Further to that, although most school-based sex education will deal with puberty, few discuss life stages that lie beyond this. As we age we’re likely to experience physical and hormonal shifts that accompany pregnancy, menopause, acquired disability or chronic illness and just generally getting older. Adult sex education is vital to help people to understand these changes and feel empowered and supported as they move through them. Sexuality doesn’t end at adolescence, and we need resources that discuss all stages of life to help us navigate those shifts in our sexuality as we age.
To reduce stigma
There’s a very pervasive idea that we are at our most sexual when we’re teenagers, and our sex lives decline rapidly after our early 30’s. And that simply isn’t true. There’s a huge amount of stigma surrounding sexuality in older people, even though loads of people continue to have active and exciting sex lives right into old age. When older sex educators publish content about enjoying sex at every age, it can inspire and empower people to think differently about their own sexuality. Knowledge and representation reduces shame and encourages people to try new things. It is also a huge help for people who are reconnecting with their sexuality at an older age to be able to access educational content that is aimed at them.
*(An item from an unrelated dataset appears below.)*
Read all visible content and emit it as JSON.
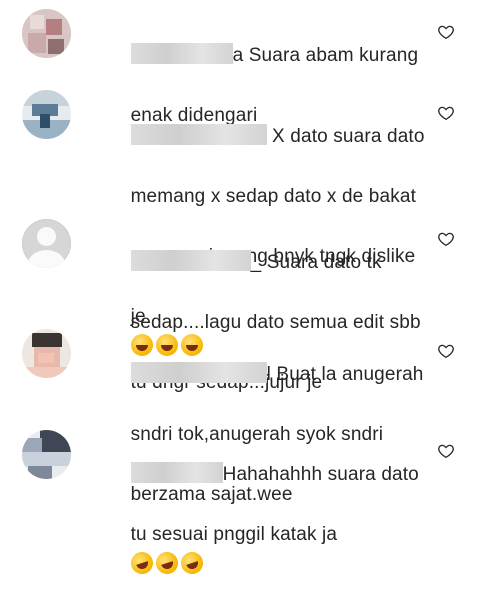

To introduce new technology
Medical technology is constantly changing, and the information we learned in high school sex-ed may no longer be relevant. For example, since I left high school the Nuva Ring, The Depo Provera shot and the birth control patch have all become available. These three birth control methods didn’t even exist when I was at school, and when I came off the pill I was shocked to discover that there were so many alternatives available. PrEP didn’t exist when I was learning about HIV at school. If I hadn’t had access to additional sex education as an adult, I wouldn’t have know about all these new advances and options. We’re constantly learning new things about the human body and sexuality, and we all need access to reliable information to update our knowledge on these topics.
Adult sex education is so important, because our sexuality and bodies are constantly evolving. Medicine, the sex toy industry, definitions of gender and sexuality are also shifting and advancing with every passing year. Everyone needs access to educational information to enable them to understand and explore their sexuality safety and with confidence. I am so passionate about adult sex education to help break down shame and stigmas, and to encourage curiosity about sexuality. The more we know, the better we are at pursuing the sex lives that are most fulfilling, and being able to do so in a way that protects ourselves and our partners from harm. Adult sex education is incredibly important, for all these reasons and more.
I agree with you completely, and have posted on this before, though not so eloquently or comprehensively. I wish sex Ed was more complete, more inclusive, and required not just in HS but also uni, and delivered in a format that allows for honest and open communication—probably not a room of your teen peers.